Template written : run.next.yaml

Next:
  1. Edit run.next.yaml and set INCAR, POTCAR, VASP, and submit script paths.
  2. Run: pesmaker validate run.next.yaml
  3. Run: pesmaker next run.next.yaml

If run.next.yaml already exists, PESMaker does not overwrite it.

Direct SCF Example

With generation and labeling sections, the first next run will usually:

generate -> scf-setup -> submit --dry-run

It executes the local stages and stops at the SCF submission preview.

Then it prints something like:

Next:
  1. Review the dry-run log: labeling/scf_submitted_jobs.txt
  2. Submit SCF jobs: pesmaker submit run.yaml
  3. After those jobs finish, run: pesmaker next run.yaml

You do not run pesmaker generate run.yaml again. It already ran.

After VASP finishes and OUTCAR files exist, run:

pesmaker next run.yaml

PESMaker will collect the dataset.

Migrated Or Retry SCF Folders

If a YAML points directly to an existing VASP calculation tree, and it has no new structures, input_dir, or input_manifest, next treats the current stage as migration or retry submission rather than SCF setup.

For example:

labeling:
  engine: vasp
  output_dir: labeling
  command: /current/path/to/vasp_std

jobs:
  submit_command: sbatch
  skip_completed: true
  check_scf_convergence: true
  sub_file: /current/path/to/sub.sh

When labeling/ already contains calculation folders with POSCAR, running pesmaker next sub.yaml does not run scf-setup, rewrite inputs, or submit jobs.

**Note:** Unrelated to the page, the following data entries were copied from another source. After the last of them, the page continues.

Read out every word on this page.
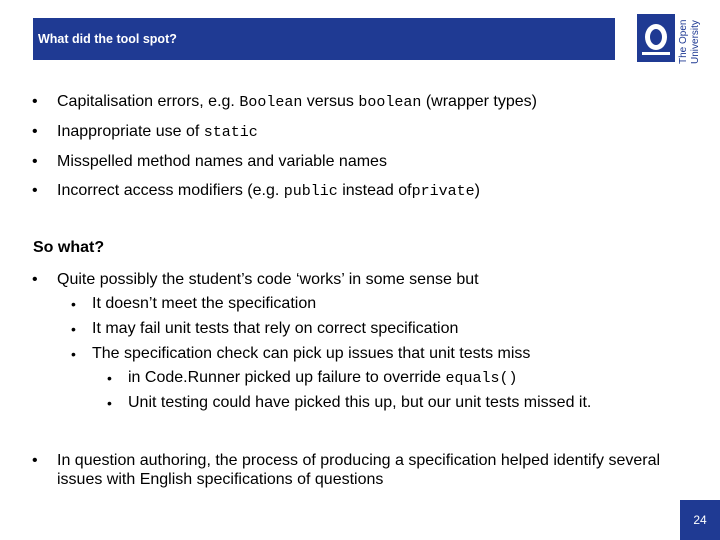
What did the tool spot?	The Open University
• Capitalisation errors, e.g. Boolean versus boolean (wrapper types)
• Inappropriate use of static
• Misspelled method names and variable names
• Incorrect access modifiers (e.g. public instead ofprivate)
So what?
• Quite possibly the student’s code ‘works’ in some sense but
• It doesn’t meet the specification
• It may fail unit tests that rely on correct specification
• The specification check can pick up issues that unit tests miss
• in Code.Runner picked up failure to override equals()
• Unit testing could have picked this up, but our unit tests missed it.
• In question authoring, the process of producing a specification helped identify several issues with English specifications of questions
24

It prints:

Next flow
Flow             : SCF-retry submission
Current          : SCF retry submission

Next:
  1. Preview and refresh retry scripts: pesmaker submit sub.yaml --dry-run
  2. Review: cat labeling/scf_submitted_jobs.txt
  3. Submit retry jobs: pesmaker submit sub.yaml

The dry-run command classifies each OUTCAR and refreshes submit.sh only for folders that need submission or retry. Normally terminated and electronically converged calculations are left unchanged.

Sampling Example

With sampling.engine: gpumd or sampling.engine: mace and sampling.selection, the first next run will usually:

generate -> sample-setup -> submit --stage sampling --dry-run

It executes the local stages and stops at the sampling submission preview.

Then it prints:

Submit sampling jobs: pesmaker submit run.yaml --stage sampling

After GPUMD writes movie.xyz or LAMMPS-MACE writes the trajectory configured in sampling.selection.trajectory_pattern, run:

pesmaker next run.yaml

PESMaker will select frames, prepare SCF folders, and preview SCF submission.

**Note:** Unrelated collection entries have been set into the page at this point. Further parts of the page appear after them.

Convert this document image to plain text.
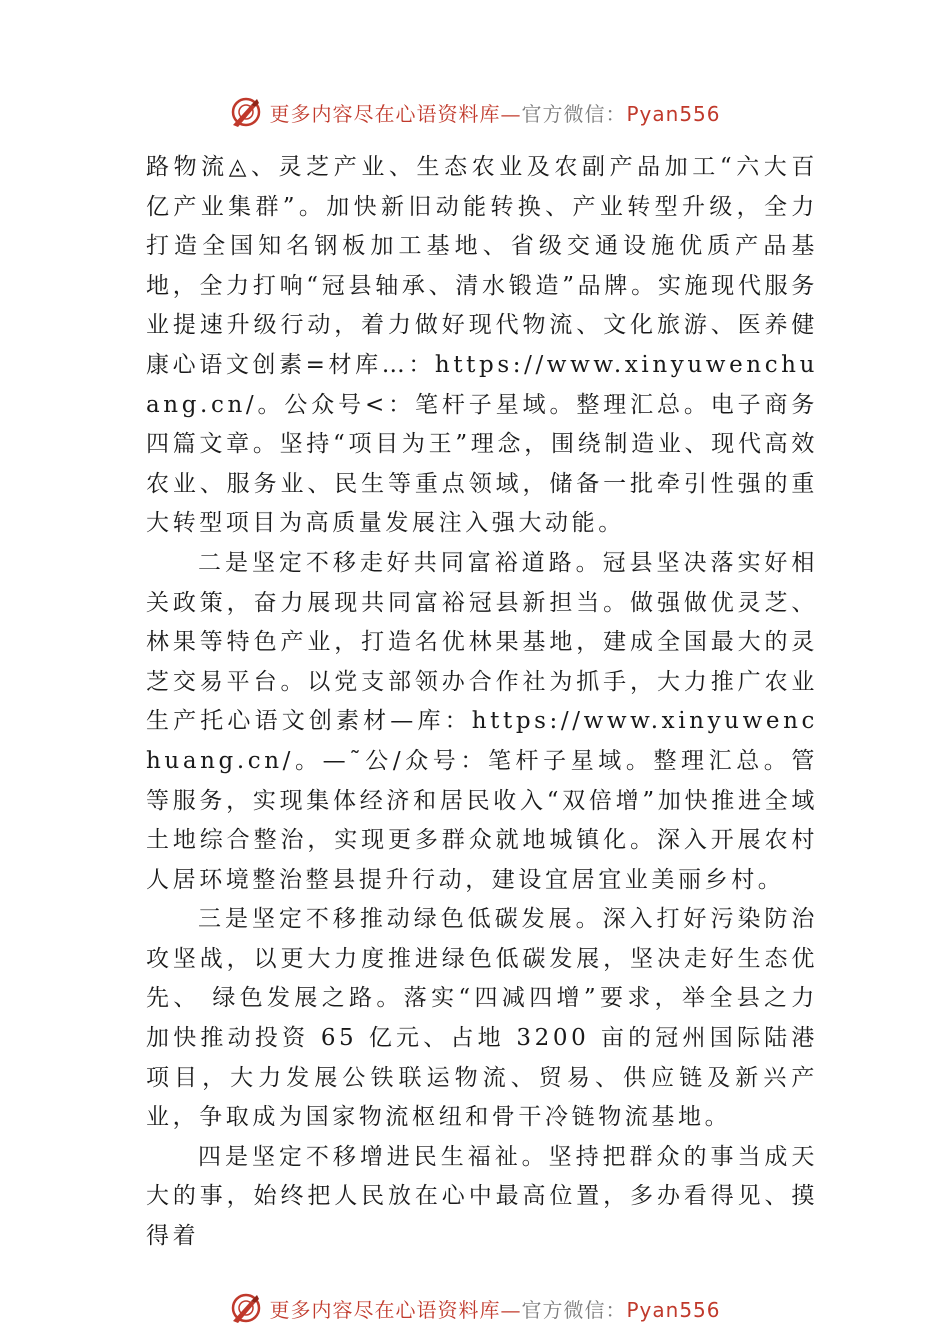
更多内容尽在心语资料库—官方微信：Pyan556

路物流◬、灵芝产业、生态农业及农副产品加工“六大百亿产业集群”。加快新旧动能转换、产业转型升级，全力打造全国知名钢板加工基地、省级交通设施优质产品基地，全力打响“冠县轴承、清水锻造”品牌。实施现代服务业提速升级行动，着力做好现代物流、文化旅游、医养健康心语文创素=材库…：https://www.xinyuwenchuang.cn/。公众号<：笔杆子星域。整理汇总。电子商务四篇文章。坚持“项目为王”理念，围绕制造业、现代高效农业、服务业、民生等重点领域，储备一批牵引性强的重大转型项目为高质量发展注入强大动能。

二是坚定不移走好共同富裕道路。冠县坚决落实好相关政策，奋力展现共同富裕冠县新担当。做强做优灵芝、林果等特色产业，打造名优林果基地，建成全国最大的灵芝交易平台。以党支部领办合作社为抓手，大力推广农业生产托心语文创素材—库：https://www.xinyuwenchuang.cn/。—˜公/众号：笔杆子星域。整理汇总。管等服务，实现集体经济和居民收入“双倍增”加快推进全域土地综合整治，实现更多群众就地城镇化。深入开展农村人居环境整治整县提升行动，建设宜居宜业美丽乡村。

三是坚定不移推动绿色低碳发展。深入打好污染防治攻坚战，以更大力度推进绿色低碳发展，坚决走好生态优先、 绿色发展之路。落实“四减四增”要求，举全县之力加快推动投资 65 亿元、占地 3200 亩的冠州国际陆港项目，大力发展公铁联运物流、贸易、供应链及新兴产业，争取成为国家物流枢纽和骨干冷链物流基地。

四是坚定不移增进民生福祉。坚持把群众的事当成天大的事，始终把人民放在心中最高位置，多办看得见、摸得着

更多内容尽在心语资料库—官方微信：Pyan556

If the trajectory already exists and you only want interval selection, the sampling engine can be omitted:

sampling:
  selection:
    method: interval
    trajectory_pattern: /path/to/XDATCAR
    output_dir: selected
    interval: 10

In this selection-only mode, next does not prepare or submit MD jobs. It reads the trajectory directly, writes selected/manifest.jsonl, and then asks for the SCF labeling settings if they are not already configured.

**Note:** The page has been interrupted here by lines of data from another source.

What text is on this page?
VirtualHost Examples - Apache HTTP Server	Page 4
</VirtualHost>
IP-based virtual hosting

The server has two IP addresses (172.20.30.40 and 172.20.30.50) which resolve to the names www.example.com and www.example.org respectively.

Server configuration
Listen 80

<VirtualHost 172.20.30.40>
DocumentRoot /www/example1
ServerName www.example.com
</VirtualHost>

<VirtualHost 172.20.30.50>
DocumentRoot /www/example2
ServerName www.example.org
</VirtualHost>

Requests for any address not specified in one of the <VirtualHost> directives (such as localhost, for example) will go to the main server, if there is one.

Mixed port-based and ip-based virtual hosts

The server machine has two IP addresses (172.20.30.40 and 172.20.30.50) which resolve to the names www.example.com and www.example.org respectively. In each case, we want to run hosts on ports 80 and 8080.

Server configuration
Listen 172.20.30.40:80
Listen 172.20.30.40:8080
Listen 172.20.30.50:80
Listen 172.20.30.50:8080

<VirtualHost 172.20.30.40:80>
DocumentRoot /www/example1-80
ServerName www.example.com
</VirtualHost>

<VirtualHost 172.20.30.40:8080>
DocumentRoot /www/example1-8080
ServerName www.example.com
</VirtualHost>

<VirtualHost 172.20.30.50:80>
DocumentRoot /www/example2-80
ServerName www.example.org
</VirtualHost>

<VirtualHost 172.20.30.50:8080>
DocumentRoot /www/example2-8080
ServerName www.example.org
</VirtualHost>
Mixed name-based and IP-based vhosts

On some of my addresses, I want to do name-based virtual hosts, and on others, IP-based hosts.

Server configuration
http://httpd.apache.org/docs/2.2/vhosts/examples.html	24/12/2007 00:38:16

For FPS selection from an existing trajectory, keep engine: gpumd when you want NEP descriptors from sampling.potential:

sampling:
  engine: gpumd
  potential: ./nep.txt
  selection:
    trajectory_pattern: /path/to/XDATCAR
    output_dir: selected
    min_distance: 0.004
    max_count: 100

If the trajectory pattern already matches files and no PESMaker sampling manifest exists, next runs the same selection stage as pesmaker select run.yaml. It does not try to prepare GPUMD sampling folders unless structure inputs for MD setup are configured.

What next Never Does

next does not call sbatch, qsub, or any scheduler for real.

This is intentional. You can inspect submit.sh and the dry-run log before spending cluster time.

When To Use Manual Commands

Use manual commands only when you want direct control over one stage:

pesmaker generate run.yaml
pesmaker scf-setup run.yaml
pesmaker submit run.yaml --dry-run

For the ordinary workflow, use next.